= Zhao Deyin =

Zhao Deyin (趙德諲) (died 892), formally the Prince of Huai'an (淮安王), was a warlord late in the Chinese dynasty Tang dynasty, who initially served as a general under the pretender emperor Qin Zongquan. When Qin neared defeat, Zhao declared loyalty to Tang instead, and was able to retain control of Zhongyi Circuit (忠義, headquartered in modern Xiangyang, Hubei), which, after his death, was passed to his son Zhao Kuangning.

== Background and service under Qin Zongquan ==
It is not known when Zhao Deyin was born. His family was from Cai Prefecture (蔡州, in modern Zhumadian, Henan). At some point, he became an officer under Qin Zongquan, who was then the Tang military governor (Jiedushi) of Fengguo Circuit (奉國, headquartered at Cai Prefecture). When Qin was involved in the Tang forces' campaigns against the major agrarian rebel Huang Chao, Zhao had battlefield accomplishments and was rewarded by being made the prefect of Shen Prefecture (申州, in modern Xinyang, Henan).

By 884, Huang, whom Qin briefly submitted to, had been defeated and killed, but by that point Qin had become a renegade and was pillaging nearby circuits. When fellow renegade general Lu Yanhong attacked Shannan East Circuit (山南東道, headquartered in modern Xiangfan, Hubei) in winter 884, Qin sent Zhao and Qin Gao (秦誥) to join Lu in the attack, forcing the military governor of Shannan East, Liu Jurong (劉巨容) to abandon Shannan East's capital Xiang Prefecture (襄州) and flee to Chengdu. Lu subsequently took over Zhongwu Circuit (忠武, headquartered in modern Xuchang, Henan), apparently allowing Zhao to take over Shannan East.

In winter 887, by which time Qin had declared himself emperor with his capital at Cai Prefecture, Zhao, still then serving under Qin and whom Qin had made the acting military governor of Shannan East, attacked Jingnan Circuit (荊南, headquartered in modern Jingzhou, Hubei). Zhao captured it and killed the Tang military governor of Jingnan, Zhang Gui. He then left his officer Wang Jianzhao in control of Jingnan's capital Jiangling Municipality.
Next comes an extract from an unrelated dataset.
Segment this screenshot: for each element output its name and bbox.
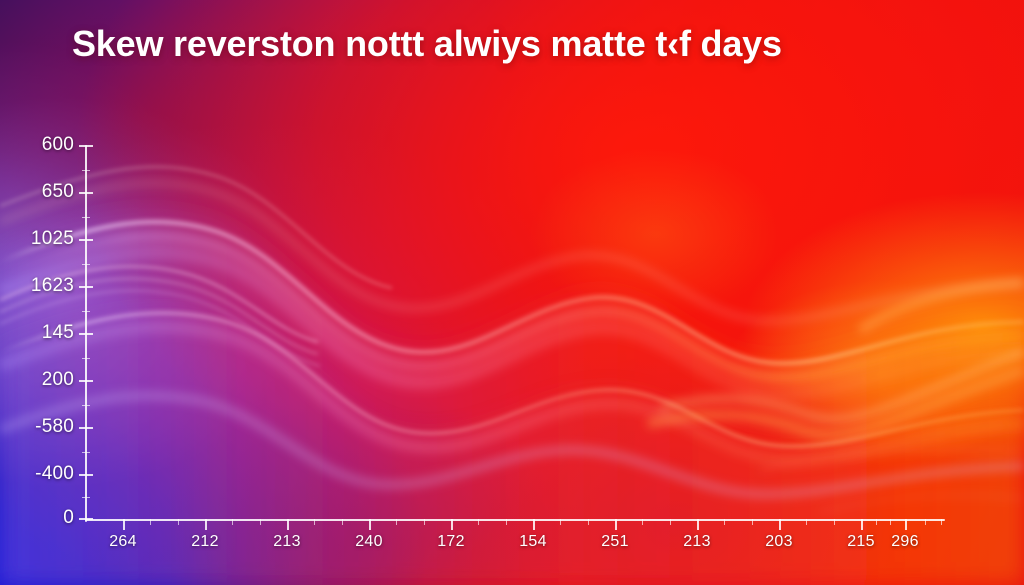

It was said that after the battle, only several hundred households remained at Jiangling. However, in summer 888, the Tang general Guo Yu attacked Jiangling and expelled Wang, taking over Jingnan Circuit.

== Redeclaration of loyalty to Tang ==
After Guo Yu seized Jingnan from Zhao Deyin, Zhao, realizing by that point that Qin Zongquan, who had recently been repeatedly defeated by Zhu Quanzhong, the Tang military governor of Xuanwu Circuit (宣武, headquartered in modern Kaifeng, Henan), was nearing defeat, made overtures to then-reigning Tang emperor Emperor Zhaozong and Zhu, submitting his circuit to Tang. Zhu thus suggested to Emperor Zhaozong that Zhao's submission be accepted and that Zhao be made his own deputy in the operations against Qin. Emperor Zhaozong thus renamed Shannan East to Zhongyi (meaning "faithful and righteous") and made Zhao its military governor as well as the deputy commander of the overall operations against Qin (with Zhu being the commander). After Qin was deposed by his own officers and delivered to Zhu (and eventually delivered to the imperial capital Chang'an to be executed in spring 889), Zhao was given the honorary chancellor designation of Zhongshu Ling (中書令) and was created the Prince of Huai'an. He died in spring 892 and was succeeded by his son Zhao Kuangning.

== Notes and references ==

- New Book of Tang, vol. 186.
- Zizhi Tongjian, vols. 256, 257, 258, 259.